Mientras tú peleas por cerrar sesión, hay empresas que ya han comprado tu historial, tu localización y hasta tus búsquedas más deprimentes. Pero tranqui: dijeron que era “para mejorar tu experiencia”.
El negocio de los datos: todo sobre ti, sin ti
Tu nombre, tus horarios, tus gustos, tus rarezas. Todo eso está en venta. Y no es paranoia: es el modelo de negocio de medio internet. La privacidad no desapareció: se subastó.
Y si crees que eso solo afecta a quien tiene algo que esconder, te falta una verdad incómoda: lo que hoy es irrelevante, mañana puede ser peligroso. Especialmente si alguien decide interpretarlo con fines políticos, comerciales o legales.
Consentimiento forzado: el chiste más oscuro del siglo XXI
“Este sitio utiliza cookies”. ¿Aceptar? ¿Rechazar? ¿Gestionar preferencias? Más que opciones, son capas de chantaje digital. Si no aceptas, no entras. Si gestionas, te pierdes. Y si lees la política… eres el único.
Has entregado tu consentimiento tantas veces que ya no sabes ni a qué. Pero da igual: cada clic fue otro contrato que firmaste sin mirar. Y detrás, alguien actualiza tu perfil para vendérselo al mejor postor.
Google sabe más de ti que tu terapeuta
Lo decíamos también en Sam vs Elon: guerra de egos de mil millones en el ring de la IA: los algoritmos no solo deciden qué ves, sino qué eres. Y todo gracias a los datos que tú mismo proporcionaste buscando “cómo saber si soy infeliz” a las 3:14 a.m.
La IA no necesita preguntarte: te modela a partir de patrones. Y esos patrones se venden, se segmentan y se usan para manipularte sin que lo notes. Bienvenidos a la era del profiling emocional.
Big Tech: la Stasi sonriente
No llevan uniforme. No usan pasamontañas. Pero te vigilan más que cualquier dictadura del siglo XX. Amazon sabe qué compras cuando estás deprimido. Instagram sabe cuándo estás solo. Y TikTok, directamente, sabe más de tus hijos que tú.
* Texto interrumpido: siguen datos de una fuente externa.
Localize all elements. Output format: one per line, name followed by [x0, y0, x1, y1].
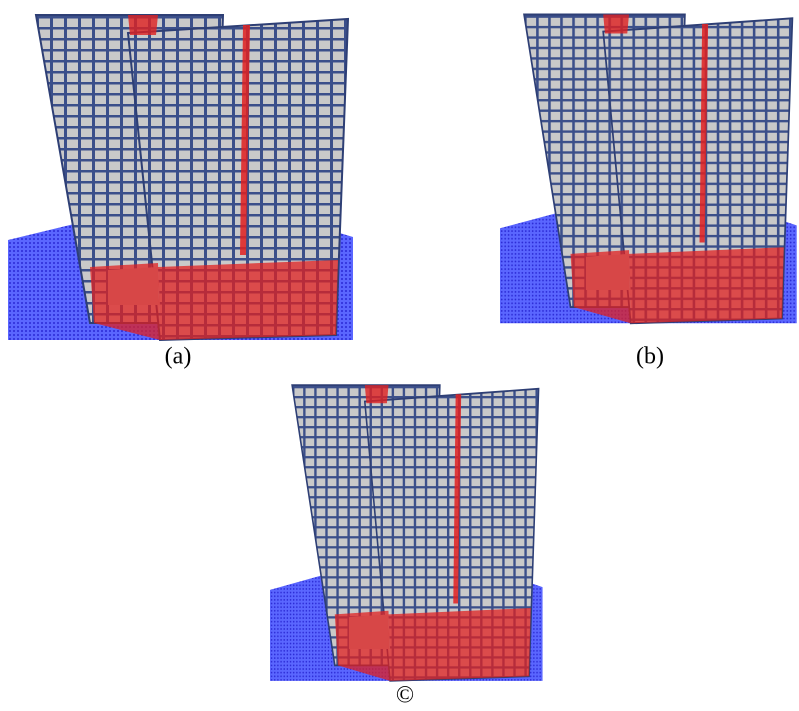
- building-render-c: [270, 385, 543, 681]
- page: (a) (b) © (() => { const data = JSON.par…: [0, 0, 799, 711]
- caption: ©: [396, 683, 414, 709]
- figure: (a) (b) ©: [0, 0, 799, 711]
- building-render-b: [500, 15, 797, 324]
- building-render-a: [8, 15, 353, 340]
- caption: (b): [636, 344, 664, 370]
- caption: (a): [165, 344, 192, 370]
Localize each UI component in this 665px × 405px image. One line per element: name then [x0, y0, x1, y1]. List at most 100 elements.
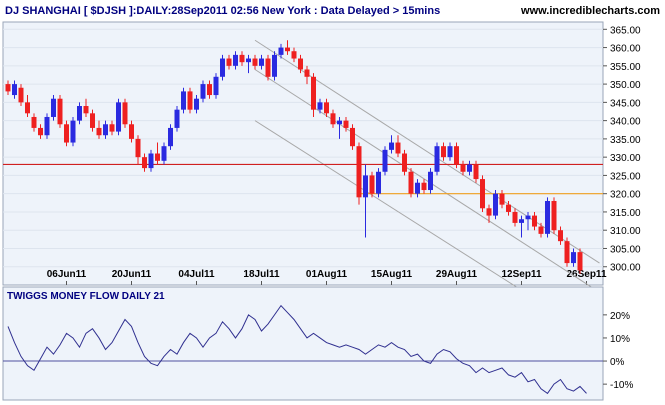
candle-body [181, 91, 186, 110]
candle-body [473, 164, 479, 180]
candle-body [486, 208, 492, 216]
candle-body [12, 84, 17, 96]
candle-body [194, 98, 199, 110]
candle-body [395, 142, 401, 154]
candle-body [506, 204, 511, 212]
candle-body [421, 182, 427, 191]
indicator-title: TWIGGS MONEY FLOW DAILY 21 [7, 291, 165, 302]
candle-body [96, 127, 102, 136]
candle-body [571, 252, 576, 264]
candle-body [213, 76, 219, 96]
candle-body [369, 175, 375, 194]
price-layer: 300.00 305.00 310.00 315.00 320.00 325.00 330.… [3, 25, 641, 341]
candle-body [467, 164, 472, 172]
candle-body [350, 127, 355, 147]
candle-body [311, 76, 316, 110]
indicator-y-tick-label: 10% [610, 334, 630, 345]
candle-body [122, 102, 128, 125]
price-x-tick-label: 18Jul11 [243, 269, 280, 280]
price-y-tick-label: 325.00 [610, 171, 641, 182]
indicator-layer: 20% 10% 0% -10% [3, 304, 633, 395]
candle-body [532, 215, 537, 227]
price-x-tick-label: 06Jun11 [47, 269, 87, 280]
candle-body [252, 58, 258, 66]
candle-body [415, 182, 420, 194]
chart-title: DJ SHANGHAI [ $DJSH ]:DAILY:28Sep2011 02… [5, 5, 440, 17]
candle-body [135, 138, 141, 158]
candle-body [519, 219, 524, 223]
price-y-tick-label: 355.00 [610, 62, 641, 73]
candle-body [525, 215, 531, 220]
candle-body [278, 47, 284, 55]
price-y-tick-label: 360.00 [610, 44, 641, 55]
candle-body [330, 113, 336, 125]
candle-body [83, 106, 89, 114]
candle-body [363, 175, 368, 198]
candle-body [168, 127, 173, 147]
candle-body [25, 102, 30, 114]
candle-body [402, 153, 407, 172]
price-y-tick-label: 365.00 [610, 25, 641, 36]
candle-body [447, 146, 453, 158]
candle-body [220, 58, 225, 77]
candle-body [226, 58, 232, 66]
candle-body [382, 149, 388, 172]
price-y-tick-label: 345.00 [610, 98, 641, 109]
candle-body [291, 51, 297, 59]
candle-body [116, 102, 121, 132]
candle-body [200, 84, 206, 99]
price-x-tick-label: 20Jun11 [112, 269, 152, 280]
candle-body [480, 179, 485, 209]
price-x-tick-label: 15Aug11 [371, 269, 413, 280]
candle-body [460, 164, 466, 172]
candle-body [5, 84, 11, 92]
candle-body [441, 146, 446, 158]
candle-body [376, 171, 381, 194]
candle-body [551, 200, 557, 231]
price-y-tick-label: 335.00 [610, 135, 641, 146]
indicator-y-tick-label: 0% [610, 357, 625, 368]
candle-body [64, 124, 69, 143]
candle-body [499, 193, 505, 205]
candle-body [161, 146, 167, 161]
candle-body [317, 102, 323, 110]
candle-body [434, 146, 440, 172]
candle-body [57, 98, 63, 125]
price-x-tick-label: 01Aug11 [306, 269, 348, 280]
candle-body [298, 58, 303, 70]
candle-body [272, 54, 277, 77]
candle-body [285, 47, 290, 52]
candle-body [356, 146, 362, 198]
candle-body [90, 113, 95, 128]
candle-body [304, 69, 310, 77]
price-y-tick-label: 310.00 [610, 226, 641, 237]
price-y-tick-label: 320.00 [610, 190, 641, 201]
candle-body [343, 120, 349, 128]
candle-body [51, 98, 56, 117]
candle-body [31, 116, 37, 128]
candle-body [545, 200, 550, 234]
candle-body [103, 124, 108, 136]
candle-body [246, 58, 251, 63]
candle-body [109, 124, 115, 132]
candle-body [207, 84, 212, 96]
price-x-tick-label: 29Aug11 [436, 269, 478, 280]
money-flow-line [7, 304, 587, 395]
candle-body [148, 153, 154, 169]
price-y-tick-label: 350.00 [610, 80, 641, 91]
candle-body [18, 87, 24, 103]
candle-body [187, 91, 193, 110]
price-y-tick-label: 300.00 [610, 263, 641, 274]
price-x-tick-label: 04Jul11 [178, 269, 215, 280]
indicator-panel [2, 286, 604, 401]
candle-body [259, 58, 264, 66]
candle-body [233, 54, 238, 66]
indicator-y-tick-label: -10% [610, 380, 633, 391]
candle-body [428, 171, 433, 191]
indicator-y-tick-label: 20% [610, 311, 630, 322]
candle-body [129, 124, 134, 139]
candle-body [337, 120, 342, 125]
candle-body [564, 241, 570, 264]
candle-body [239, 54, 245, 63]
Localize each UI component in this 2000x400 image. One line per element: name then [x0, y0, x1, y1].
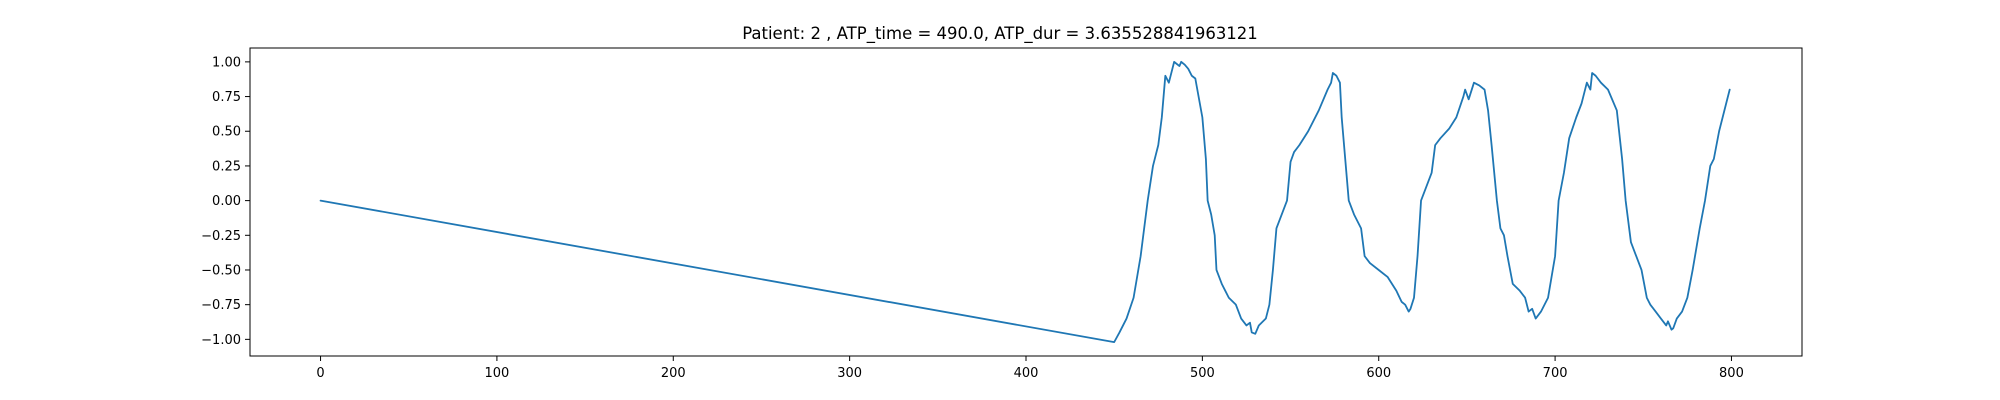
x-tick-label: 400 — [1014, 366, 1039, 381]
series-layer — [319, 60, 1731, 344]
y-tick-label: 0.00 — [212, 194, 241, 209]
x-tick-label: 600 — [1366, 366, 1391, 381]
x-tick-label: 0 — [316, 366, 324, 381]
chart-title: Patient: 2 , ATP_time = 490.0, ATP_dur =… — [742, 24, 1258, 44]
x-tick-label: 200 — [661, 366, 686, 381]
x-axis: 0 100 200 300 400 500 600 700 800 — [316, 356, 1744, 381]
y-tick-label: 0.75 — [212, 90, 241, 105]
y-tick-label: −0.25 — [201, 229, 241, 244]
y-tick-label: −1.00 — [201, 333, 241, 348]
y-tick-label: 0.25 — [212, 159, 241, 174]
y-tick-label: −0.50 — [201, 263, 241, 278]
y-tick-label: −0.75 — [201, 298, 241, 313]
y-axis: 1.00 0.75 0.50 0.25 0.00 −0.25 −0.50 −0.75 −1.00 — [201, 55, 250, 348]
x-tick-label: 500 — [1190, 366, 1215, 381]
y-tick-label: 0.50 — [212, 125, 241, 140]
x-tick-label: 800 — [1719, 366, 1744, 381]
x-tick-label: 100 — [484, 366, 509, 381]
x-tick-label: 700 — [1543, 366, 1568, 381]
series-line-0 — [319, 60, 1731, 344]
y-tick-label: 1.00 — [212, 55, 241, 70]
x-tick-label: 300 — [837, 366, 862, 381]
plot-area-frame — [249, 47, 1803, 357]
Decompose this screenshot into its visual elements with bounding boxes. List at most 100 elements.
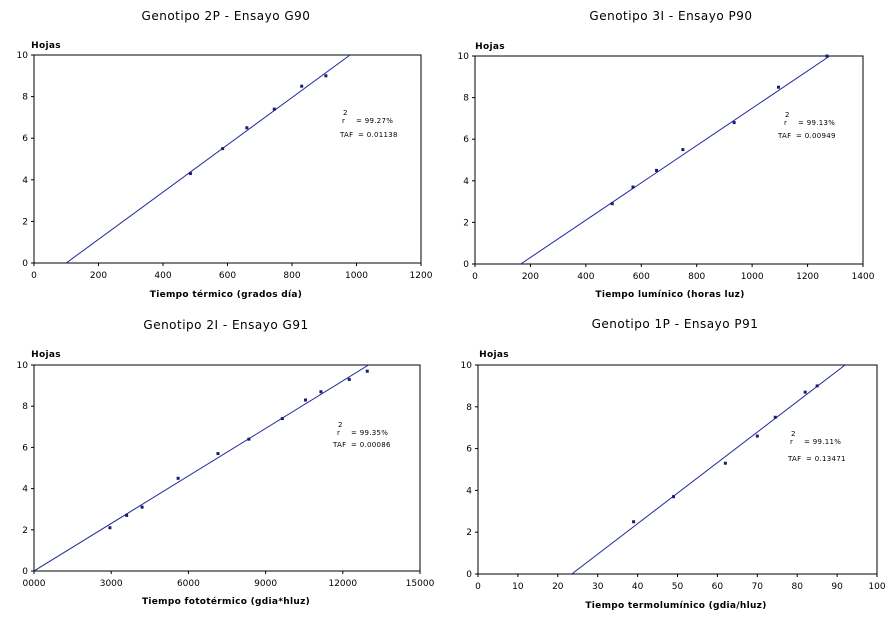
data-point xyxy=(108,526,112,530)
chart-title: Genotipo 2P - Ensayo G90 xyxy=(142,9,311,23)
x-tick-label: 800 xyxy=(283,271,300,281)
taf-label: TAF xyxy=(339,131,353,139)
y-tick-label: 8 xyxy=(466,403,472,413)
x-tick-label: 0 xyxy=(475,582,481,592)
x-tick-label: 0 xyxy=(472,272,478,282)
y-tick-label: 4 xyxy=(22,485,28,495)
x-tick-label: 6000 xyxy=(177,579,200,589)
y-tick-label: 0 xyxy=(22,567,28,577)
taf-value: = 0.01138 xyxy=(358,131,398,139)
y-tick-label: 8 xyxy=(22,402,28,412)
x-tick-label: 400 xyxy=(577,272,594,282)
x-tick-label: 80 xyxy=(791,582,803,592)
taf-value: = 0.13471 xyxy=(806,455,846,463)
regression-line xyxy=(65,55,351,263)
r2-label: r xyxy=(784,119,787,127)
y-axis-label: Hojas xyxy=(31,41,61,51)
y-tick-label: 10 xyxy=(17,361,29,371)
data-point xyxy=(723,461,727,465)
chart-panel-g91: Genotipo 2I - Ensayo G91 Hojas 0 2 4 6 8 10 0000… xyxy=(0,312,444,623)
x-tick-label: 1200 xyxy=(796,272,819,282)
x-tick-label: 600 xyxy=(219,271,236,281)
data-point xyxy=(803,390,807,394)
data-point xyxy=(245,126,249,130)
data-point xyxy=(125,513,129,517)
y-tick-label: 0 xyxy=(22,259,28,269)
x-tick-label: 50 xyxy=(672,582,684,592)
y-tick-label: 0 xyxy=(463,260,469,270)
x-tick-label: 200 xyxy=(522,272,539,282)
data-point xyxy=(347,377,351,381)
y-tick-label: 4 xyxy=(463,177,469,187)
data-point xyxy=(655,168,659,172)
x-tick-label: 15000 xyxy=(406,579,435,589)
data-point xyxy=(776,85,780,89)
data-point xyxy=(365,369,369,373)
x-tick-label: 1200 xyxy=(410,271,433,281)
r2-value: = 99.27% xyxy=(356,117,393,125)
x-tick-label: 600 xyxy=(633,272,650,282)
r2-label: r xyxy=(342,117,345,125)
regression-line xyxy=(520,56,831,264)
plot-frame xyxy=(474,55,864,265)
y-tick-label: 4 xyxy=(22,176,28,186)
y-axis-label: Hojas xyxy=(31,350,61,360)
data-point xyxy=(610,202,614,206)
x-tick-label: 12000 xyxy=(328,579,357,589)
data-point xyxy=(825,54,829,58)
data-point xyxy=(319,390,323,394)
chart-title: Genotipo 3I - Ensayo P90 xyxy=(589,9,752,23)
y-tick-label: 6 xyxy=(22,134,28,144)
x-tick-label: 30 xyxy=(592,582,604,592)
chart-g91: Genotipo 2I - Ensayo G91 Hojas 0 2 4 6 8 10 0000… xyxy=(17,318,435,607)
x-tick-label: 70 xyxy=(752,582,764,592)
r2-label: r xyxy=(790,438,793,446)
y-tick-label: 2 xyxy=(22,217,28,227)
r2-superscript: 2 xyxy=(343,109,348,117)
y-tick-label: 8 xyxy=(22,93,28,103)
chart-title: Genotipo 1P - Ensayo P91 xyxy=(592,317,759,331)
data-point xyxy=(221,147,225,151)
data-point xyxy=(303,398,307,402)
data-point xyxy=(176,476,180,480)
x-tick-label: 10 xyxy=(512,582,524,592)
data-point xyxy=(632,520,636,524)
chart-g90: Genotipo 2P - Ensayo G90 Hojas 0 2 4 6 8 10 0 200… xyxy=(17,9,433,300)
data-point xyxy=(755,434,759,438)
data-point xyxy=(681,148,685,152)
y-tick-label: 2 xyxy=(466,528,472,538)
chart-title: Genotipo 2I - Ensayo G91 xyxy=(143,318,308,332)
x-axis-label: Tiempo térmico (grados día) xyxy=(150,289,302,300)
x-tick-label: 100 xyxy=(868,582,885,592)
data-point xyxy=(140,505,144,509)
y-tick-label: 0 xyxy=(466,570,472,580)
x-tick-label: 400 xyxy=(154,271,171,281)
chart-panel-p90: Genotipo 3I - Ensayo P90 Hojas 0 2 4 6 8 10 0 200… xyxy=(444,0,888,312)
y-axis-label: Hojas xyxy=(479,350,509,360)
r2-value: = 99.13% xyxy=(798,119,835,127)
y-tick-label: 4 xyxy=(466,486,472,496)
x-tick-label: 60 xyxy=(712,582,724,592)
x-tick-label: 90 xyxy=(831,582,843,592)
x-tick-label: 200 xyxy=(90,271,107,281)
taf-label: TAF xyxy=(332,441,346,449)
x-tick-label: 40 xyxy=(632,582,644,592)
y-tick-label: 6 xyxy=(466,445,472,455)
taf-label: TAF xyxy=(777,132,791,140)
y-tick-label: 6 xyxy=(463,135,469,145)
plot-frame xyxy=(33,54,422,264)
data-point xyxy=(631,185,635,189)
chart-p91: Genotipo 1P - Ensayo P91 Hojas 0 2 4 6 8 100 10 2… xyxy=(461,317,886,611)
x-tick-label: 0 xyxy=(31,271,37,281)
x-axis-label: Tiempo lumínico (horas luz) xyxy=(595,290,744,300)
y-tick-label: 10 xyxy=(458,52,470,62)
data-point xyxy=(216,452,220,456)
x-tick-label: 1000 xyxy=(741,272,764,282)
data-point xyxy=(732,121,736,125)
data-point xyxy=(300,84,304,88)
data-point xyxy=(247,437,251,441)
x-tick-label: 20 xyxy=(552,582,564,592)
taf-value: = 0.00949 xyxy=(796,132,836,140)
data-point xyxy=(272,107,276,111)
chart-panel-g90: Genotipo 2P - Ensayo G90 Hojas 0 2 4 6 8 10 0 200… xyxy=(0,0,444,312)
Todo legal. Todo optimizado. Todo orientado a convertirte en una diana perfecta para anuncios, campañas políticas o futuros sistemas de puntuación social.
Lo que nadie te cuenta sobre esto
Tu privacidad no se perdió. Se convirtió en producto. No fue hackeada: fue empaquetada, categorizada y revendida. Y el mayor escándalo es que ya no te molesta.
Nos han enseñado a valorar la conexión más que el control. A regalar datos por comodidad. A aceptar el monitoreo como parte del trato. Pero cada clic que haces, cada app que usas, cada “sí” automático que das, es otro ladrillo en la celda que tú mismo estás construyendo.